The Cape Town Club, one of SA’s oldest “gentlemen’s” clubs, is facing financial ruin against a backdrop of internal ructions.
|||Cape Town - The Cape Town Club, one of the country’s oldest “gentlemen’s” clubs, is facing financial ruin against a backdrop of internal ructions.
And in a last-ditch bid to save it, on Monday night members will vote on whether to pay a levy of between R37 500 and R48 400 (depending on the membership grading), according to an internal memo which describes the club as “hopelessly illiquid”.
If the 121 paid-up members don’t agree to the increases, they will then vote on whether to sell Leinster Hall, its national monument home in Gardens, to a buyer who will allow them to continue leasing the premises.
The club’s precarious financial situation was detailed in a letter to members. In the tradition of “a gentleman never tells”, the letter was marked as private and confidential. It makes it clear it presents “a picture of a bleak house”.
The club’s membership fees for 2013/14 have already been spent. And with an overdraft of R200 000 and short-term loans from members totalling R1 million due shortly, as well as a monthly shortfall of R150 000, the club requires nearly R3.8m to stay afloat. The premises need repairs of about R2m.
According to the memo,
the club, formed by a merger of the City Club (founded in 1878) and the Civil Service Club (founded in 1858), and inaugurated by then-Reserve Bank governor Tito Mboweni, is in “the worst financial position ever in its long history”.
Describing itself nowadays as being “fully integrated”, with “no special rules or categories of membership for female members”, the club counts among its members the former leader of the opposition, Colin Eglin, who is the club’s president; Clive Keegan, a former Cape Town mayor who is an ex-chairman of the club; Cape Town mayor Patricia de Lille; foreign consuls and ambassadors; as well as military officers and professionals.
The club’s first black member was the then-minister of foreign affairs, the late Alfred Nzo, and its honorary members include former presidents Nelson Mandela and FW de Klerk, Archbishop Emeritus Desmond Tutu, and Western Cape premier Helen Zille.
According to the letter to members, there is concern that if the hefty levy is agreed, it may send more members fleeing, leaving those who remain with an even higher bill, along with substantially hiked membership fees.
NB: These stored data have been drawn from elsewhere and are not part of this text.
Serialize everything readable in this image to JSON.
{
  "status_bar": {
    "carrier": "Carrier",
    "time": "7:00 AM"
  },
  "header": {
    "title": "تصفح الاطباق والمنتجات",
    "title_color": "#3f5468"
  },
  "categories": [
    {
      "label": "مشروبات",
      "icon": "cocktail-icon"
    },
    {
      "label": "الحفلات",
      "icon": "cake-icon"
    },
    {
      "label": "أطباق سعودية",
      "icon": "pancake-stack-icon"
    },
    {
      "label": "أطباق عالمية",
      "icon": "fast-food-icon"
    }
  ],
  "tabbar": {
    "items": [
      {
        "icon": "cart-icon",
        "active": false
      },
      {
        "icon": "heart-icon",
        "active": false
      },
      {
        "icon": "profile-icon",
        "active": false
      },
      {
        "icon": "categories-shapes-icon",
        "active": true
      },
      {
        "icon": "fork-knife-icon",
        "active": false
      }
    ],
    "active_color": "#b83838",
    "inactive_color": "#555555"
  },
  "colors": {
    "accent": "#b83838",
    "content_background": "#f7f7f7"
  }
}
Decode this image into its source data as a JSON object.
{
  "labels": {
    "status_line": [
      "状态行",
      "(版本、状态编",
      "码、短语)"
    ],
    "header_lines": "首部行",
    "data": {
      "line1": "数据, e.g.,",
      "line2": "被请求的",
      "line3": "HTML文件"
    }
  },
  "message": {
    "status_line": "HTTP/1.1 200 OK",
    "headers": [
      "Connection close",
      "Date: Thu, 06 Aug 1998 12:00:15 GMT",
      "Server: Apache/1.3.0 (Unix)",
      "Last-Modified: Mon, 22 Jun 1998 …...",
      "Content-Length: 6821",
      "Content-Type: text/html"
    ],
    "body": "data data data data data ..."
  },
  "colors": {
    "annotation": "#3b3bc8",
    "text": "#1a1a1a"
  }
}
The most popular membership category is likely to cost R23 000 next year.
The club, it appears, is a house divided.
The letter blames the dire financial crisis on years of membership fees that were too low, allowing the wrong sort to join – a “subversive and disruptive group of people who evidently neither understood the ethos of our club, nor were they loyal enough to sustain their membership in the face of a more apt level of subscription”.
The letter also refers to “major management disruptions” caused by a “group of dissident members who incessantly and antagonistically slagged off the club’s general manager, its board members and many ordinary members”, and who “wished to take over the club for their own purposes”.
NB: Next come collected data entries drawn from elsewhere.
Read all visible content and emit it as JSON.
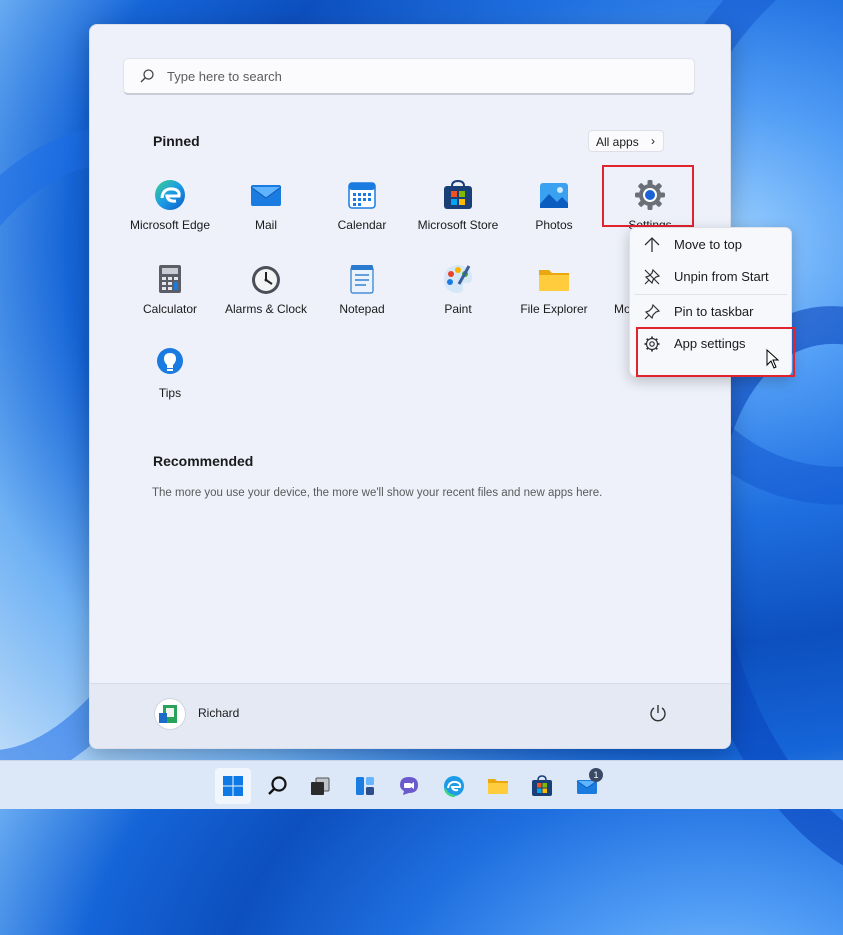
{
  "search": {
    "placeholder": "Type here to search"
  },
  "pinned": {
    "title": "Pinned",
    "all_apps_label": "All apps",
    "apps": [
      {
        "label": "Microsoft Edge",
        "icon": "edge-icon"
      },
      {
        "label": "Mail",
        "icon": "mail-icon"
      },
      {
        "label": "Calendar",
        "icon": "calendar-icon"
      },
      {
        "label": "Microsoft Store",
        "icon": "store-icon"
      },
      {
        "label": "Photos",
        "icon": "photos-icon"
      },
      {
        "label": "Settings",
        "icon": "gear-icon"
      },
      {
        "label": "Calculator",
        "icon": "calculator-icon"
      },
      {
        "label": "Alarms & Clock",
        "icon": "clock-icon"
      },
      {
        "label": "Notepad",
        "icon": "notepad-icon"
      },
      {
        "label": "Paint",
        "icon": "paint-icon"
      },
      {
        "label": "File Explorer",
        "icon": "folder-icon"
      },
      {
        "label": "Mo",
        "icon": "movies-icon"
      },
      {
        "label": "Tips",
        "icon": "lightbulb-icon"
      }
    ]
  },
  "recommended": {
    "title": "Recommended",
    "empty_text": "The more you use your device, the more we'll show your recent files and new apps here."
  },
  "user": {
    "name": "Richard"
  },
  "context_menu": {
    "items": [
      {
        "label": "Move to top",
        "icon": "arrow-up-icon"
      },
      {
        "label": "Unpin from Start",
        "icon": "unpin-icon"
      },
      {
        "label": "Pin to taskbar",
        "icon": "pin-icon"
      },
      {
        "label": "App settings",
        "icon": "gear-icon"
      }
    ]
  },
  "taskbar": {
    "items": [
      "start-icon",
      "search-icon",
      "task-view-icon",
      "widgets-icon",
      "chat-icon",
      "edge-icon",
      "folder-icon",
      "store-icon",
      "mail-icon"
    ],
    "mail_badge": "1"
  },
  "colors": {
    "highlight": "#e0232e",
    "accent": "#0067c0"
  }
}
It says this group “distracted” the board from the financial crisis last year, and then voted against a proposal to increase fees by 30 percent. In addition, it accuses the group of launching a campaign to spread “hindering misinformation to anyone who would listen – even to non-members”.
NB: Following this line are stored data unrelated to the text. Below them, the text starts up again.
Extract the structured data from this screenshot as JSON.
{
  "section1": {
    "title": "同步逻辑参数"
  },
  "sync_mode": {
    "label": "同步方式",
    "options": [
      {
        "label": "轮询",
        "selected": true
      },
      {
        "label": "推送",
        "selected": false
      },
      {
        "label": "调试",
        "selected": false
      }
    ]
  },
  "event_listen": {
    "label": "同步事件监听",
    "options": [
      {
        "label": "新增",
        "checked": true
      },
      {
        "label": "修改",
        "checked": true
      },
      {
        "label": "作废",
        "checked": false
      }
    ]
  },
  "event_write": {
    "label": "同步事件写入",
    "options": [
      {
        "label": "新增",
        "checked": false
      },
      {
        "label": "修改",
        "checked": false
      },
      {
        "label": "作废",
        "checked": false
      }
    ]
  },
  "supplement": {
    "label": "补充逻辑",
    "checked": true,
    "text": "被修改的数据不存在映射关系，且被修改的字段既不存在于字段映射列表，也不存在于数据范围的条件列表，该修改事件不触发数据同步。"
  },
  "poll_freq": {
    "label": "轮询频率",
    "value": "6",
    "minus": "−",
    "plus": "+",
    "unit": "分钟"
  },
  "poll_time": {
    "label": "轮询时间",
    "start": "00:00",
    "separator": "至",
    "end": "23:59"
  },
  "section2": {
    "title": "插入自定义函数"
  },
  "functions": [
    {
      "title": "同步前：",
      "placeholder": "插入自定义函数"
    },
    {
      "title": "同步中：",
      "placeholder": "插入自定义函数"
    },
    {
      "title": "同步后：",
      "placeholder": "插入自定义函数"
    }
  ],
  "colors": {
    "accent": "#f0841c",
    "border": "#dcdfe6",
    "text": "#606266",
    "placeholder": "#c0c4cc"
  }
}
An ex-chairman of the club, Business Report Cape Town bureau chief Donwald Pressly, said he was among those who voted against the fee increase last year.
For that, he said he had been “severely punished and vilified for being a whistle-blower”.
“We warned nearly a year ago that the business model was unsustainable. It now looks like the building will be sold. I now smell a very stinky rat. Who is it, one must ask, is going to benefit from the process?”
He and another member, corporate governance expert Martin Hess, had sent an e-mail detailing their concerns to members. They used a year-old membership list which included some former and lapsed members.
As a result the two were suspended, and have since resigned from the club.
But not before the club’s attorney accused Pressly of being “deviant” for entering the club’s premises during his suspension.
Asked to comment, Cape Town Club board chairman James Sedgwick said the club was private, and that its correspondence had been marked private and confidential. If he did make any public comment, it would only be after tomorrow’s meeting, he said.
“It is up to the members to decide. Anything can happen in a private meeting of members.”
Air of luxury turns out to be a thin veneer
THhe Cape Town Club has a reciprocal arrangement with similar establishments abroad and elsewhere in South Africa, such as the Johannesburg Country Club, the Inanda Club, the Durban Club and the Kimberley Club.
The club’s walls are hung with portraits of prominent South Africans of yesteryear and memorabilia; the library boasts a collection of Africana; and many a cabinet minister has discreetly briefed club members on matters of national import.
Members, clad in the relaxed dress code of “elegant open-neck lounge shirts and tailored slacks” get to network in the Great Room, which has a “Rhodes bar”, and a lounge opens on to a generous-size veranda overlooking a garden. Until recently members and guests were served by a barman, Johannes Sethole, who recalled serving Jan Smuts.
But the air of timeless luxury has turned out to be a thin veneer as membership has dwindled from more than 500, and money has become scarce.